I Hear From The Dissatisfied

Ann Landers Creators Syndicate

Dear Ann Landers: For years, I’ve been reading letters in your column from men who complain that their wives are “cold fish” and from women who are desperate because their husbands are selfish lovers and make no effort to satisfy them. Whenever I read those letters, I compose a response in my head. Today, I’m putting it on paper.

How sad that so many people equate sex with love. I was married for 35 years to a considerate, caring man. We had a wonderful love life. When he died, I never once grieved for the lack of sex, but I did long to be held in his arms at night and be comforted by his embrace.

Three years after my darling passed away, I met a loving, kind, gentle man. His wife had passed on, also. I never fantasized about sex with him, but I did love the feel of his arms around me and the wonderful sound of his voice. When he asked me to marry him, he told me he was impotent due to diabetes. I was only 56 at the time, so I did give some serious thought to what I would be missing. I decided that sex was not what I was longing for. What I wanted more than anything was someone to love me and be a partner in life.

We’ve been married for six years, and the best time for me is when I lie in his arms at night. How wonderful it is to see his face across the table, hear his strong voice as we work in the garden together or see his loving smile across a room.

Too bad the world is looking at lust and seeing it as love. No wonder there are so many unhappy people out there. I don’t believe we are the only two who feel this way. I’m sure we are one couple among many, so please sign my name - Legion

Dear Legion: Of course, you aren’t the only happily married couple around, but very few happily marrieds write to me. It’s the unfulfilled, disenchanted, disappointed and downright miserable who feel the need to unburden themselves.

You were fortunate to have found two fine men who were looking for love, not sex. Many women would settle for one.

Dear Ann Landers: Thanks for striking a blow for the average citizen against “moron judges.” Here’s more evidence for your crusade: Santa Clara County in California (San Jose area) sought to ban gun shows at the county fairgrounds. The county officials were concerned about someone getting hurt accidentally or otherwise.
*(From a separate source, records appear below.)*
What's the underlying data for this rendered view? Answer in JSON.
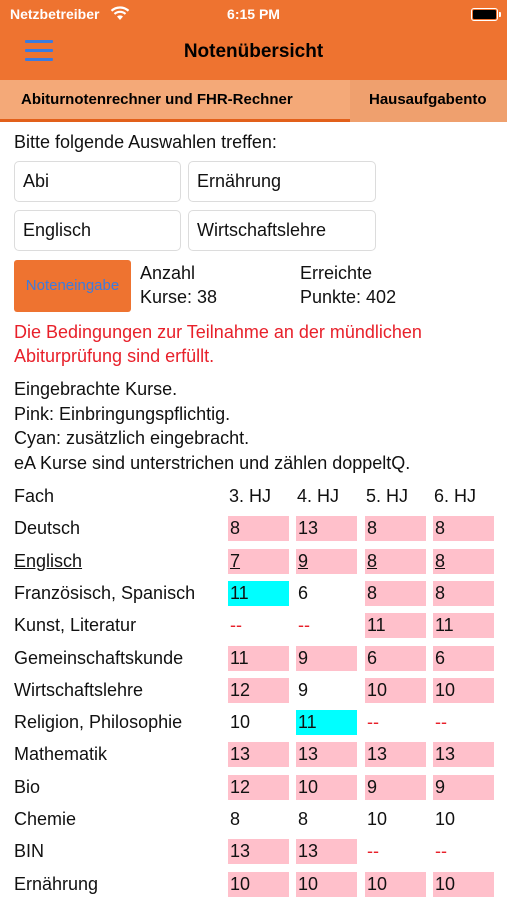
{
  "status": {
    "carrier": "Netzbetreiber",
    "time": "6:15 PM"
  },
  "nav": {
    "title": "Notenübersicht",
    "menu_icon": "hamburger-icon"
  },
  "tabs": [
    {
      "label": "Abiturnotenrechner und FHR-Rechner",
      "active": true
    },
    {
      "label": "Hausaufgabento",
      "active": false
    }
  ],
  "selection": {
    "prompt": "Bitte folgende Auswahlen treffen:",
    "fields": [
      "Abi",
      "Ernährung",
      "Englisch",
      "Wirtschaftslehre"
    ]
  },
  "summary": {
    "button_label": "Noteneingabe",
    "count_label": "Anzahl",
    "count_value": "Kurse: 38",
    "points_label": "Erreichte",
    "points_value": "Punkte: 402"
  },
  "warning": "Die Bedingungen zur Teilnahme an der mündlichen Abiturprüfung sind erfüllt.",
  "legend": [
    "Eingebrachte Kurse.",
    "Pink: Einbringungspflichtig.",
    "Cyan: zusätzlich eingebracht.",
    "eA Kurse sind unterstrichen und zählen doppeltQ."
  ],
  "colors": {
    "accent": "#EE7330",
    "tab_bar": "#F4A978",
    "pink": "#FFC0CB",
    "cyan": "#00FFFF",
    "warning": "#E8202A",
    "link": "#3B7BE0"
  },
  "table": {
    "headers": [
      "Fach",
      "3. HJ",
      "4. HJ",
      "5. HJ",
      "6. HJ"
    ],
    "rows": [
      {
        "fach": "Deutsch",
        "ea": false,
        "cells": [
          {
            "v": "8",
            "c": "pink"
          },
          {
            "v": "13",
            "c": "pink"
          },
          {
            "v": "8",
            "c": "pink"
          },
          {
            "v": "8",
            "c": "pink"
          }
        ]
      },
      {
        "fach": "Englisch",
        "ea": true,
        "cells": [
          {
            "v": "7",
            "c": "pink"
          },
          {
            "v": "9",
            "c": "pink"
          },
          {
            "v": "8",
            "c": "pink"
          },
          {
            "v": "8",
            "c": "pink"
          }
        ]
      },
      {
        "fach": "Französisch, Spanisch",
        "ea": false,
        "cells": [
          {
            "v": "11",
            "c": "cyan"
          },
          {
            "v": "6",
            "c": ""
          },
          {
            "v": "8",
            "c": "pink"
          },
          {
            "v": "8",
            "c": "pink"
          }
        ]
      },
      {
        "fach": "Kunst, Literatur",
        "ea": false,
        "cells": [
          {
            "v": "--",
            "c": ""
          },
          {
            "v": "--",
            "c": ""
          },
          {
            "v": "11",
            "c": "pink"
          },
          {
            "v": "11",
            "c": "pink"
          }
        ]
      },
      {
        "fach": "Gemeinschaftskunde",
        "ea": false,
        "cells": [
          {
            "v": "11",
            "c": "pink"
          },
          {
            "v": "9",
            "c": "pink"
          },
          {
            "v": "6",
            "c": "pink"
          },
          {
            "v": "6",
            "c": "pink"
          }
        ]
      },
      {
        "fach": "Wirtschaftslehre",
        "ea": false,
        "cells": [
          {
            "v": "12",
            "c": "pink"
          },
          {
            "v": "9",
            "c": ""
          },
          {
            "v": "10",
            "c": "pink"
          },
          {
            "v": "10",
            "c": "pink"
          }
        ]
      },
      {
        "fach": "Religion, Philosophie",
        "ea": false,
        "cells": [
          {
            "v": "10",
            "c": ""
          },
          {
            "v": "11",
            "c": "cyan"
          },
          {
            "v": "--",
            "c": ""
          },
          {
            "v": "--",
            "c": ""
          }
        ]
      },
      {
        "fach": "Mathematik",
        "ea": false,
        "cells": [
          {
            "v": "13",
            "c": "pink"
          },
          {
            "v": "13",
            "c": "pink"
          },
          {
            "v": "13",
            "c": "pink"
          },
          {
            "v": "13",
            "c": "pink"
          }
        ]
      },
      {
        "fach": "Bio",
        "ea": false,
        "cells": [
          {
            "v": "12",
            "c": "pink"
          },
          {
            "v": "10",
            "c": "pink"
          },
          {
            "v": "9",
            "c": "pink"
          },
          {
            "v": "9",
            "c": "pink"
          }
        ]
      },
      {
        "fach": "Chemie",
        "ea": false,
        "cells": [
          {
            "v": "8",
            "c": ""
          },
          {
            "v": "8",
            "c": ""
          },
          {
            "v": "10",
            "c": ""
          },
          {
            "v": "10",
            "c": ""
          }
        ]
      },
      {
        "fach": "BIN",
        "ea": false,
        "cells": [
          {
            "v": "13",
            "c": "pink"
          },
          {
            "v": "13",
            "c": "pink"
          },
          {
            "v": "--",
            "c": ""
          },
          {
            "v": "--",
            "c": ""
          }
        ]
      },
      {
        "fach": "Ernährung",
        "ea": false,
        "cells": [
          {
            "v": "10",
            "c": "pink"
          },
          {
            "v": "10",
            "c": "pink"
          },
          {
            "v": "10",
            "c": "pink"
          },
          {
            "v": "10",
            "c": "pink"
          }
        ]
      }
    ]
  }
}
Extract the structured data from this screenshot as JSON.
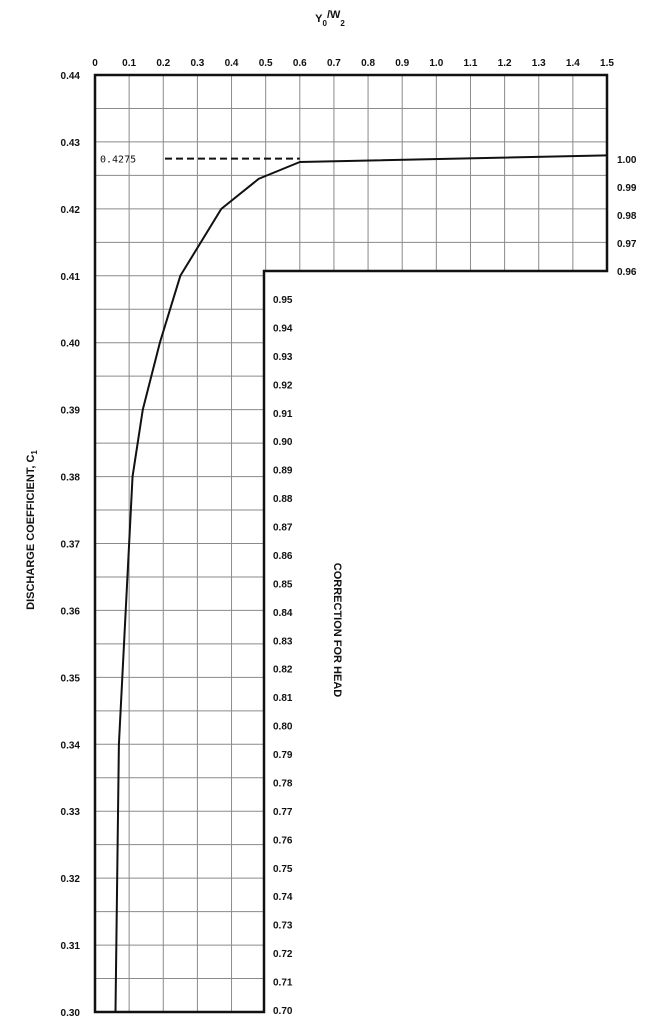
{
  "chart_data": {
    "type": "line",
    "title": "",
    "top_axis": {
      "label_main": "Y",
      "label_sub1": "0",
      "label_sep": "/W",
      "label_sub2": "2",
      "range": [
        0,
        1.5
      ],
      "tick_labels": [
        "0",
        "0.1",
        "0.2",
        "0.3",
        "0.4",
        "0.5",
        "0.6",
        "0.7",
        "0.8",
        "0.9",
        "1.0",
        "1.1",
        "1.2",
        "1.3",
        "1.4",
        "1.5"
      ]
    },
    "left_axis": {
      "label": "DISCHARGE COEFFICIENT, C",
      "label_sub": "1",
      "range": [
        0.3,
        0.44
      ],
      "tick_labels": [
        "0.44",
        "0.43",
        "0.42",
        "0.41",
        "0.40",
        "0.39",
        "0.38",
        "0.37",
        "0.36",
        "0.35",
        "0.34",
        "0.33",
        "0.32",
        "0.31",
        "0.30"
      ]
    },
    "correction_axis": {
      "label": "CORRECTION FOR HEAD",
      "range": [
        0.7,
        1.0
      ],
      "upper_tick_labels": [
        "1.00",
        "0.99",
        "0.98",
        "0.97",
        "0.96"
      ],
      "lower_tick_labels": [
        "0.95",
        "0.94",
        "0.93",
        "0.92",
        "0.91",
        "0.90",
        "0.89",
        "0.88",
        "0.87",
        "0.86",
        "0.85",
        "0.84",
        "0.83",
        "0.82",
        "0.81",
        "0.80",
        "0.79",
        "0.78",
        "0.77",
        "0.76",
        "0.75",
        "0.74",
        "0.73",
        "0.72",
        "0.71",
        "0.70"
      ]
    },
    "grid": true,
    "series": [
      {
        "points": [
          [
            0.06,
            0.3
          ],
          [
            0.065,
            0.32
          ],
          [
            0.07,
            0.34
          ],
          [
            0.09,
            0.36
          ],
          [
            0.11,
            0.38
          ],
          [
            0.14,
            0.39
          ],
          [
            0.19,
            0.4
          ],
          [
            0.25,
            0.41
          ],
          [
            0.37,
            0.42
          ],
          [
            0.48,
            0.4245
          ],
          [
            0.6,
            0.427
          ],
          [
            1.5,
            0.428
          ]
        ]
      }
    ],
    "annotation": {
      "text": "0.4275",
      "x": 0.6,
      "y": 0.4275
    }
  }
}
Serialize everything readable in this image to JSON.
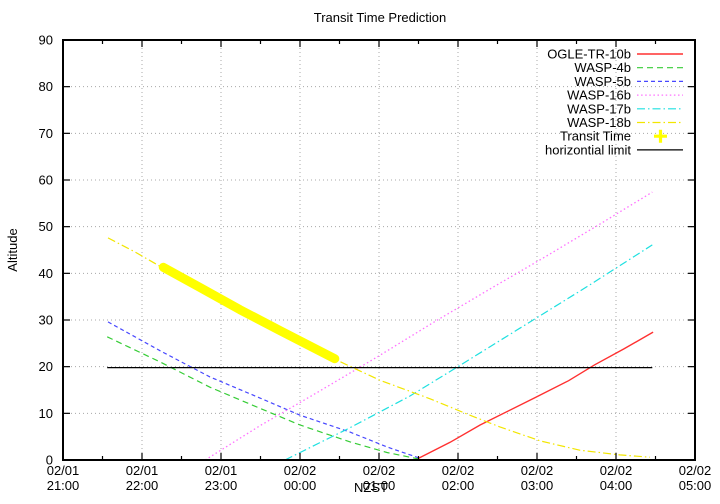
{
  "chart_data": {
    "type": "line",
    "title": "Transit Time Prediction",
    "xlabel": "NZST",
    "ylabel": "Altitude",
    "x_axis": {
      "range_hours": [
        0,
        8
      ],
      "major_ticks": [
        {
          "h": 0,
          "date": "02/01",
          "time": "21:00"
        },
        {
          "h": 1,
          "date": "02/01",
          "time": "22:00"
        },
        {
          "h": 2,
          "date": "02/01",
          "time": "23:00"
        },
        {
          "h": 3,
          "date": "02/02",
          "time": "00:00"
        },
        {
          "h": 4,
          "date": "02/02",
          "time": "01:00"
        },
        {
          "h": 5,
          "date": "02/02",
          "time": "02:00"
        },
        {
          "h": 6,
          "date": "02/02",
          "time": "03:00"
        },
        {
          "h": 7,
          "date": "02/02",
          "time": "04:00"
        },
        {
          "h": 8,
          "date": "02/02",
          "time": "05:00"
        }
      ],
      "minor_ticks_hours": [
        0.5,
        1.5,
        2.5,
        3.5,
        4.5,
        5.5,
        6.5,
        7.5
      ]
    },
    "y_axis": {
      "range": [
        0,
        90
      ],
      "ticks": [
        0,
        10,
        20,
        30,
        40,
        50,
        60,
        70,
        80,
        90
      ]
    },
    "grid": {
      "show": true,
      "color": "#a8a8a8",
      "vertical_hours": [
        1,
        2,
        3,
        4,
        5,
        6,
        7
      ],
      "horizontal_alts": [
        10,
        20,
        30,
        40,
        50,
        60,
        70,
        80
      ]
    },
    "legend": {
      "position": "top-right"
    },
    "series": [
      {
        "name": "OGLE-TR-10b",
        "color": "#ff3030",
        "style": "solid",
        "width": 1.4,
        "points": [
          [
            4.48,
            0.2
          ],
          [
            4.9,
            3.8
          ],
          [
            5.28,
            7.5
          ],
          [
            5.97,
            13.3
          ],
          [
            6.4,
            17.0
          ],
          [
            6.73,
            20.4
          ],
          [
            7.1,
            23.8
          ],
          [
            7.47,
            27.4
          ]
        ]
      },
      {
        "name": "WASP-4b",
        "color": "#35cc35",
        "style": "dashed",
        "width": 1.2,
        "points": [
          [
            0.56,
            26.4
          ],
          [
            1.23,
            21.0
          ],
          [
            1.86,
            15.6
          ],
          [
            2.49,
            11.1
          ],
          [
            3.0,
            7.5
          ],
          [
            3.63,
            3.9
          ],
          [
            4.1,
            1.6
          ],
          [
            4.51,
            0.2
          ]
        ]
      },
      {
        "name": "WASP-5b",
        "color": "#4747ff",
        "style": "dashed_short",
        "width": 1.2,
        "points": [
          [
            0.57,
            29.6
          ],
          [
            1.23,
            23.4
          ],
          [
            1.86,
            17.8
          ],
          [
            2.49,
            13.3
          ],
          [
            3.0,
            9.6
          ],
          [
            3.63,
            6.0
          ],
          [
            4.1,
            2.8
          ],
          [
            4.53,
            0.3
          ]
        ]
      },
      {
        "name": "WASP-16b",
        "color": "#ff70ff",
        "style": "dotted",
        "width": 1.3,
        "points": [
          [
            1.8,
            0.0
          ],
          [
            2.49,
            7.3
          ],
          [
            3.23,
            14.6
          ],
          [
            3.96,
            21.9
          ],
          [
            4.7,
            29.6
          ],
          [
            5.43,
            36.9
          ],
          [
            6.1,
            43.5
          ],
          [
            6.8,
            50.6
          ],
          [
            7.46,
            57.4
          ]
        ]
      },
      {
        "name": "WASP-17b",
        "color": "#1ee0e0",
        "style": "dashdot",
        "width": 1.2,
        "points": [
          [
            2.81,
            0.0
          ],
          [
            3.63,
            6.9
          ],
          [
            4.39,
            13.7
          ],
          [
            4.99,
            19.9
          ],
          [
            5.75,
            27.9
          ],
          [
            6.61,
            36.9
          ],
          [
            7.46,
            46.1
          ]
        ]
      },
      {
        "name": "WASP-18b",
        "color": "#f2e600",
        "style": "dashdot",
        "width": 1.2,
        "points": [
          [
            0.57,
            47.6
          ],
          [
            0.91,
            44.6
          ],
          [
            1.27,
            41.1
          ],
          [
            1.73,
            36.9
          ],
          [
            2.24,
            32.1
          ],
          [
            2.75,
            27.6
          ],
          [
            3.44,
            21.6
          ],
          [
            4.01,
            17.1
          ],
          [
            4.65,
            13.1
          ],
          [
            5.15,
            9.6
          ],
          [
            5.53,
            7.1
          ],
          [
            6.04,
            4.1
          ],
          [
            6.54,
            2.1
          ],
          [
            7.05,
            1.1
          ],
          [
            7.43,
            0.6
          ]
        ]
      },
      {
        "name": "Transit Time",
        "color": "#ffff00",
        "style": "band",
        "width": 9,
        "legend_marker": "plus",
        "points": [
          [
            1.27,
            41.3
          ],
          [
            1.73,
            37.0
          ],
          [
            2.24,
            32.2
          ],
          [
            2.75,
            27.7
          ],
          [
            3.44,
            21.7
          ]
        ]
      },
      {
        "name": "horizontial limit",
        "color": "#000000",
        "style": "solid",
        "width": 1.3,
        "points": [
          [
            0.56,
            19.8
          ],
          [
            7.46,
            19.8
          ]
        ]
      }
    ]
  }
}
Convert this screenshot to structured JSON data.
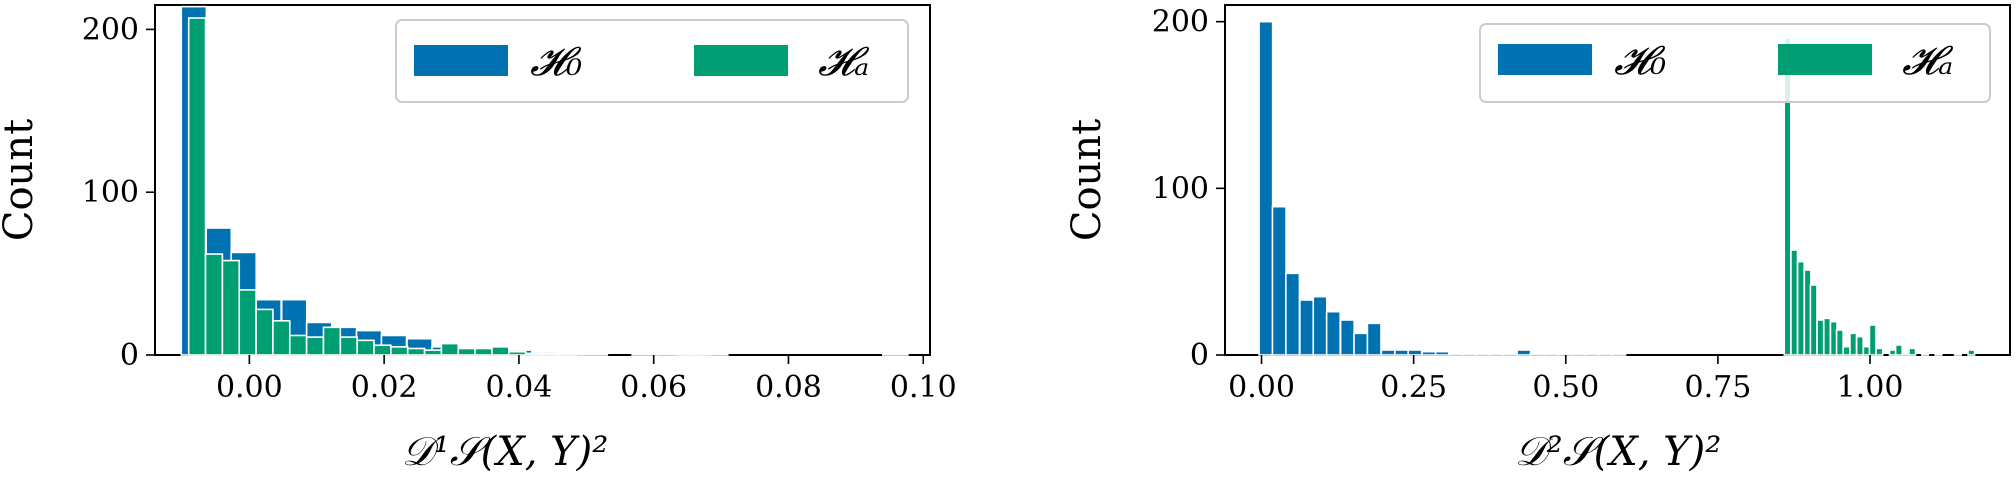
{
  "colors": {
    "h0": "#0072B2",
    "hA": "#009E73",
    "bar_edge": "#ffffff"
  },
  "chart_data": [
    {
      "type": "bar",
      "histogram": true,
      "xlabel": "𝒟¹𝒮(X, Y)²",
      "ylabel": "Count",
      "xlim": [
        -0.014,
        0.101
      ],
      "ylim": [
        0,
        215
      ],
      "xticks": [
        0.0,
        0.02,
        0.04,
        0.06,
        0.08,
        0.1
      ],
      "xtick_labels": [
        "0.00",
        "0.02",
        "0.04",
        "0.06",
        "0.08",
        "0.10"
      ],
      "yticks": [
        0,
        100,
        200
      ],
      "ytick_labels": [
        "0",
        "100",
        "200"
      ],
      "legend": {
        "position": "top-right",
        "entries": [
          "𝓗₀",
          "𝓗ₐ"
        ]
      },
      "series": [
        {
          "name": "𝓗₀",
          "bin_width": 0.00372,
          "bin_starts": [
            -0.0101,
            -0.0064,
            -0.0027,
            0.001,
            0.0048,
            0.0085,
            0.0122,
            0.0159,
            0.0196,
            0.0234,
            0.0271,
            0.0308,
            0.0345,
            0.0382,
            0.042,
            0.0457,
            0.0494,
            0.0531,
            0.0568,
            0.0606,
            0.0643,
            0.068,
            0.0717,
            0.0754,
            0.0791,
            0.0829,
            0.0866,
            0.0903,
            0.094
          ],
          "values": [
            214,
            78,
            63,
            34,
            34,
            20,
            17,
            15,
            12,
            10,
            5,
            3,
            4,
            3,
            2,
            1,
            1,
            0,
            1,
            1,
            1,
            0,
            0,
            0,
            0,
            0,
            0,
            0,
            1
          ]
        },
        {
          "name": "𝓗ₐ",
          "bin_width": 0.0025,
          "bin_starts": [
            -0.009,
            -0.0065,
            -0.004,
            -0.0015,
            0.001,
            0.0035,
            0.006,
            0.0085,
            0.011,
            0.0135,
            0.016,
            0.0185,
            0.021,
            0.0235,
            0.026,
            0.0285,
            0.031,
            0.0335,
            0.036,
            0.0385,
            0.041,
            0.0435,
            0.046,
            0.0635,
            0.066,
            0.0685
          ],
          "values": [
            207,
            62,
            58,
            40,
            28,
            21,
            12,
            11,
            17,
            11,
            9,
            6,
            5,
            4,
            3,
            7,
            4,
            4,
            5,
            2,
            1,
            1,
            1,
            1,
            1,
            1
          ]
        }
      ]
    },
    {
      "type": "bar",
      "histogram": true,
      "xlabel": "𝒟²𝒮(X, Y)²",
      "ylabel": "Count",
      "xlim": [
        -0.06,
        1.23
      ],
      "ylim": [
        0,
        210
      ],
      "xticks": [
        0.0,
        0.25,
        0.5,
        0.75,
        1.0
      ],
      "xtick_labels": [
        "0.00",
        "0.25",
        "0.50",
        "0.75",
        "1.00"
      ],
      "yticks": [
        0,
        100,
        200
      ],
      "ytick_labels": [
        "0",
        "100",
        "200"
      ],
      "legend": {
        "position": "top-right",
        "entries": [
          "𝓗₀",
          "𝓗ₐ"
        ]
      },
      "series": [
        {
          "name": "𝓗₀",
          "bin_width": 0.0223,
          "bin_starts": [
            -0.004,
            0.018,
            0.04,
            0.063,
            0.085,
            0.107,
            0.13,
            0.152,
            0.174,
            0.197,
            0.219,
            0.241,
            0.264,
            0.286,
            0.308,
            0.331,
            0.353,
            0.375,
            0.398,
            0.42,
            0.442,
            0.465,
            0.487,
            0.509,
            0.532,
            0.554,
            0.576
          ],
          "values": [
            200,
            89,
            49,
            33,
            35,
            26,
            21,
            13,
            19,
            3,
            3,
            3,
            2,
            2,
            1,
            1,
            1,
            1,
            1,
            3,
            1,
            1,
            1,
            1,
            1,
            1,
            1
          ]
        },
        {
          "name": "𝓗ₐ",
          "bin_width": 0.0108,
          "bin_starts": [
            0.859,
            0.87,
            0.881,
            0.892,
            0.902,
            0.913,
            0.924,
            0.935,
            0.945,
            0.956,
            0.967,
            0.978,
            0.989,
            0.999,
            1.01,
            1.021,
            1.032,
            1.042,
            1.053,
            1.064,
            1.075,
            1.085,
            1.096,
            1.107,
            1.118,
            1.129,
            1.139,
            1.15,
            1.161
          ],
          "values": [
            190,
            63,
            56,
            51,
            42,
            21,
            22,
            20,
            15,
            5,
            13,
            11,
            5,
            18,
            4,
            0,
            3,
            6,
            1,
            4,
            0,
            1,
            0,
            1,
            0,
            0,
            1,
            0,
            3
          ]
        }
      ]
    }
  ]
}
U.S. District Court Judge James Ware issued a preliminary injunction against the county stating that such a ban infringes on the free speech rights of gun dealers. What do gun sales have to do with free speech, you ask? The judge’s “reasoning” was that a gun may not be sold in silence without any exchange of verbal communication, hence banning the gun shows is banning free speech.

The judge’s ridiculous contention can be applied to other situations, since drug sales, for example, involve some type of verbal communication or since the rapist may speak to his victim - the possibilities are endless. We are all placed in harm’s way by these morons. - M.H.

Dear M.H.: I agree wholeheartedly. Unfortunately, some of those morons are appointed for life, and there is no way we can get rid of them. We have a few in Chicago.